Belki de ölürlerdi, belkisi bile yoktu direk ölürlerdi.

Ne yaptıklarına son kez baktım. Yamaç'ın arkası dönüktü ama sanırım konuşuyordu. Çünkü Kutay ona tek kaşı havada dinliyordu.

Arabanın kapısı kilitli değildi sanırım. Sessiz bir şekilde kapıyı açtım. Neysek kapı kilitli değildi. Çok açmadan geçebileceğim kadar aralayın arabadan indim.

Kutay beni gördü ve gözlerini hemen üzerimden çekti.

"Dediğim gibi Yamaç" iç çekti ve bana kısa süreli bir bakış attı" kıza zarar vermene gerek yok onu öldürmek yerine konuşsak daha iyi."

"Ne?"

Ağzımdan istemsiz çıkan kelimeyle herkes bana döndü Ömer üzerime doğru gelmeye başlayınca bacaklarımı hareketlendirip rasgele bir yere koşmaya başladım. Yamaç'ın arkamdan "aptal" bağırdığını duydum. Hızımı artırıp eski bir apartmana girdim. Merdiven sağlam durmuyordu, sağ tarafta gözüme duvarla aynı renge sahip bir kapı çarptı. Hızlıca kapıyı açtım ve içeriye göz attım. Eski bir bisiklet, masa sandalye gibi şeyler vardı. Burası depo gibi bir yerdi anlaşılan. İçeriye girip kapıyı kapattım. Önümü göremeyeceğim kadar karanlıktı.
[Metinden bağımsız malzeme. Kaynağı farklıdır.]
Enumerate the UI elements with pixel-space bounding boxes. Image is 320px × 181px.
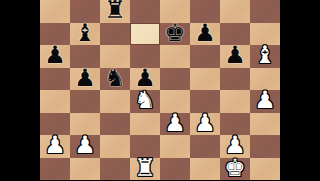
piece-white-pawn[interactable]: ♟ [164, 112, 186, 135]
square-e3[interactable]: ♟ [160, 113, 190, 136]
square-g6[interactable]: ♟ [220, 45, 250, 68]
square-b5[interactable]: ♟ [70, 68, 100, 91]
letterbox-right [280, 0, 320, 180]
square-h3[interactable] [250, 113, 280, 136]
square-a2[interactable]: ♟ [40, 135, 70, 158]
piece-black-rook[interactable]: ♜ [104, 0, 126, 22]
square-h8[interactable] [250, 0, 280, 23]
square-g5[interactable] [220, 68, 250, 91]
square-f6[interactable] [190, 45, 220, 68]
piece-black-king[interactable]: ♚ [164, 22, 186, 45]
piece-white-king[interactable]: ♚ [224, 157, 246, 180]
piece-white-pawn[interactable]: ♟ [254, 89, 276, 112]
piece-white-pawn[interactable]: ♟ [44, 134, 66, 157]
square-e2[interactable] [160, 135, 190, 158]
square-c7[interactable] [100, 23, 130, 46]
square-c2[interactable] [100, 135, 130, 158]
square-f7[interactable]: ♟ [190, 23, 220, 46]
video-frame: ♜♝♚♟♟♟♝♟♞♟♞♟♟♟♟♟♟♜♚ [0, 0, 320, 180]
piece-black-bishop[interactable]: ♝ [74, 22, 96, 45]
chess-board: ♜♝♚♟♟♟♝♟♞♟♞♟♟♟♟♟♟♜♚ [40, 0, 280, 180]
square-h1[interactable] [250, 158, 280, 181]
piece-black-pawn[interactable]: ♟ [74, 67, 96, 90]
square-h4[interactable]: ♟ [250, 90, 280, 113]
square-b7[interactable]: ♝ [70, 23, 100, 46]
square-d4[interactable]: ♞ [130, 90, 160, 113]
square-a8[interactable] [40, 0, 70, 23]
square-b2[interactable]: ♟ [70, 135, 100, 158]
square-e5[interactable] [160, 68, 190, 91]
square-d3[interactable] [130, 113, 160, 136]
piece-white-bishop[interactable]: ♝ [254, 44, 276, 67]
square-e6[interactable] [160, 45, 190, 68]
square-c4[interactable] [100, 90, 130, 113]
square-b1[interactable] [70, 158, 100, 181]
square-c8[interactable]: ♜ [100, 0, 130, 23]
square-g4[interactable] [220, 90, 250, 113]
square-a4[interactable] [40, 90, 70, 113]
piece-black-pawn[interactable]: ♟ [224, 44, 246, 67]
piece-white-pawn[interactable]: ♟ [74, 134, 96, 157]
piece-black-pawn[interactable]: ♟ [44, 44, 66, 67]
piece-black-pawn[interactable]: ♟ [194, 22, 216, 45]
square-a6[interactable]: ♟ [40, 45, 70, 68]
square-c5[interactable]: ♞ [100, 68, 130, 91]
square-d8[interactable] [130, 0, 160, 23]
square-f1[interactable] [190, 158, 220, 181]
square-a1[interactable] [40, 158, 70, 181]
letterbox-left [0, 0, 40, 180]
square-f3[interactable]: ♟ [190, 113, 220, 136]
piece-black-knight[interactable]: ♞ [104, 67, 126, 90]
piece-white-knight[interactable]: ♞ [134, 89, 156, 112]
square-e7[interactable]: ♚ [160, 23, 190, 46]
square-a5[interactable] [40, 68, 70, 91]
square-d7[interactable] [130, 23, 160, 46]
square-e1[interactable] [160, 158, 190, 181]
piece-white-rook[interactable]: ♜ [134, 157, 156, 180]
square-h6[interactable]: ♝ [250, 45, 280, 68]
square-b4[interactable] [70, 90, 100, 113]
square-g8[interactable] [220, 0, 250, 23]
square-f2[interactable] [190, 135, 220, 158]
piece-white-pawn[interactable]: ♟ [194, 112, 216, 135]
square-h2[interactable] [250, 135, 280, 158]
square-g1[interactable]: ♚ [220, 158, 250, 181]
square-c1[interactable] [100, 158, 130, 181]
square-d1[interactable]: ♜ [130, 158, 160, 181]
square-f5[interactable] [190, 68, 220, 91]
square-c3[interactable] [100, 113, 130, 136]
Bir sure bekledikten sonra dışarıdan sesler geldiğini duydum, kalbim birden 180 'e yol almaya başladı.

Kapı birden açılınca kendimi geri attım. Karşımda nefes nefese kalan bir Yamaç vardı. Kızgın boğaları andırdı bana. Korkum zırvelere ulaşırken kaçacak yer aramaya başladım.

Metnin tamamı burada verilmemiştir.